Tax Evasion is now a Corporate Offence: Implications for Companies
The Criminal Finances Act 2017 (“the Act”) received Royal Assent at the end of April 2017. The Act introduces new corporate offences of failure to prevent the facilitation of tax evasion, which is likely to come into force this Autumn. Modelled on the ‘failure to prevent bribery’ offence in the Bribery Act 2010, the offences are strict liability, meaning no necessity to prove intent on the part of the corporate entity to obtain a conviction.
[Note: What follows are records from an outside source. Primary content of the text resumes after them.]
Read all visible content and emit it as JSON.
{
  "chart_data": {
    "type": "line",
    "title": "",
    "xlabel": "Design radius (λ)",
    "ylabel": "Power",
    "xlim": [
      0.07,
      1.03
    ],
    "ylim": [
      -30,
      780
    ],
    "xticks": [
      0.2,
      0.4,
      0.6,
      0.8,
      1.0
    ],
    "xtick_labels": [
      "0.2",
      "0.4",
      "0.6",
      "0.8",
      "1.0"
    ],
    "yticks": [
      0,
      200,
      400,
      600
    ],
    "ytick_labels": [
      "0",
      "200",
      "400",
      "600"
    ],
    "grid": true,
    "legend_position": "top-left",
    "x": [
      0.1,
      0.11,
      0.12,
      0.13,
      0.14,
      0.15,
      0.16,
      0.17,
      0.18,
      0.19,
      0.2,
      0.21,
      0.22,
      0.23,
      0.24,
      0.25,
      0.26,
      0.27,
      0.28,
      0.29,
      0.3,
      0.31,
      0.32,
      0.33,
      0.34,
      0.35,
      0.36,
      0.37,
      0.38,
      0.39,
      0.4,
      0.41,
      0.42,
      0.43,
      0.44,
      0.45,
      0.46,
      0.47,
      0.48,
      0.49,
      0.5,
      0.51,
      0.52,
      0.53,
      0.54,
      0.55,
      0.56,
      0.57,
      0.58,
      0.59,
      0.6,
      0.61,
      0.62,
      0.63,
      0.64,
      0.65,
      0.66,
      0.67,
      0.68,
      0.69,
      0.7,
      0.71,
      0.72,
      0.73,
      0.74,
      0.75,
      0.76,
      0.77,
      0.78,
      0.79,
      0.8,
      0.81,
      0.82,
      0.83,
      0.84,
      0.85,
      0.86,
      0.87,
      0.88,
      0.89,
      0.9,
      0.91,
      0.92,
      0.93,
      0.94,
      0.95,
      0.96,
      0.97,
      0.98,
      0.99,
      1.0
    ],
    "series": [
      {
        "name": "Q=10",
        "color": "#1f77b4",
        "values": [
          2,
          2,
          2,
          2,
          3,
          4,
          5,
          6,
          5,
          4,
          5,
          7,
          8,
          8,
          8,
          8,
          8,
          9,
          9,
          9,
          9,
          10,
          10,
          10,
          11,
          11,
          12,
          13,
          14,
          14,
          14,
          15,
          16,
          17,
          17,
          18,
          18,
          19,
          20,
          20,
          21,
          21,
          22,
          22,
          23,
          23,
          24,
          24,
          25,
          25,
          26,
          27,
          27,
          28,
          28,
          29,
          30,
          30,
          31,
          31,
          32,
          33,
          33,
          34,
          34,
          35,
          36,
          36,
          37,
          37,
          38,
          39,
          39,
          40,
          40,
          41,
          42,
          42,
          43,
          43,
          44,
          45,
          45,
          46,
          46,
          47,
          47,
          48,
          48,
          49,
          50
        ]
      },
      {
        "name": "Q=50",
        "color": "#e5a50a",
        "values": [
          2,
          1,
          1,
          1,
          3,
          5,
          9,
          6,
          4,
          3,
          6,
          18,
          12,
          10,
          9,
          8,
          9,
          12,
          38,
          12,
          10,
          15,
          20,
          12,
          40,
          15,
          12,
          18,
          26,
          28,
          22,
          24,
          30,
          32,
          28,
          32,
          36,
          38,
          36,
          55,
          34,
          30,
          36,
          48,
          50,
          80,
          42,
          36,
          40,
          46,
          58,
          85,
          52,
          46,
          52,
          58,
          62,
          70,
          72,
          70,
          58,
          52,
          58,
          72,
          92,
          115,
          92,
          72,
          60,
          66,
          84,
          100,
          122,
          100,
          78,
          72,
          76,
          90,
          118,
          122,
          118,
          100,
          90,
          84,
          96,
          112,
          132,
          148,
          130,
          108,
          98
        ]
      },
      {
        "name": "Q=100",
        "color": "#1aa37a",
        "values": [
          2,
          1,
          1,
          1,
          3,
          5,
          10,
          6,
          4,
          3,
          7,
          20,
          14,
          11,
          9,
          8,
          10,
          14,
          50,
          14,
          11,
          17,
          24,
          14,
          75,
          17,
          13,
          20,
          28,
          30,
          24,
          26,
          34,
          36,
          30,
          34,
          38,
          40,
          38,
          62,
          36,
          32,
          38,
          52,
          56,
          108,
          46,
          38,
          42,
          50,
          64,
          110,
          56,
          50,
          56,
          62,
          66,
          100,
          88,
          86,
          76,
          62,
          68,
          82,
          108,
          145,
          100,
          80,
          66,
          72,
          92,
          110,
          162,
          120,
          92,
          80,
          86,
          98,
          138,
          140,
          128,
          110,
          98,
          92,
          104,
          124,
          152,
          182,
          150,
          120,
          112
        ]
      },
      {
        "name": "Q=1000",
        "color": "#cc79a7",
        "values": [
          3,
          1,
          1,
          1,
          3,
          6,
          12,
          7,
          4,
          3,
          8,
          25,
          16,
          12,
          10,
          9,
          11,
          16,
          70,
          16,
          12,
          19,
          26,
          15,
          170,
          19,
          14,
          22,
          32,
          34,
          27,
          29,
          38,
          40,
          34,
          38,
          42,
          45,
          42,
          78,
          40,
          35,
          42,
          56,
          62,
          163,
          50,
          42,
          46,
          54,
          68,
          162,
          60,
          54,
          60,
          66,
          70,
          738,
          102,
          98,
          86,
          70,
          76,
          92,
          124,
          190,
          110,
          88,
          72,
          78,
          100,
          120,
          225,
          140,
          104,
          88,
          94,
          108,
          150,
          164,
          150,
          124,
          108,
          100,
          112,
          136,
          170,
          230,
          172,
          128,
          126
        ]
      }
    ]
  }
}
The offence is made out when the following three factors apply:
(1) there is criminal evasion of tax by the taxpayer;
(2) there was deliberate facilitation of (1) by an associated person (it must be a deliberate/dishonest act not negligent or unwitting conduct); and
(3) failure to prevent (2) by the company.
Comparable to the Bribery Act adequate procedures defence, a defence is available when a company can demonstrate it has “reasonable procedures” to prevent commission of the offence. The implication for companies is that they need to act now.
What action should be taken by companies?
§ Risk assessment – companies should conduct a thorough “tax evasion” risk assessment of their business and their contractual associations.
§ Procedures – there should be implementation of appropriate procedures to prevent the facilitation of tax evasion.
§ Training - appropriate staff should be trained on how to identify potential tax evasion to protect the company from the new offence.
§ Governance – senior management should be committed to changing the company’s culture.
§ Review – monitoring and frequent review of the risk assessment, mitigating controls, and training requirements will be important to exhibit that a robust framework is in place.
The legislation is intentionally tough and provides tangible powers for enforcement agencies. For this reason, companies should put measures in place immediately.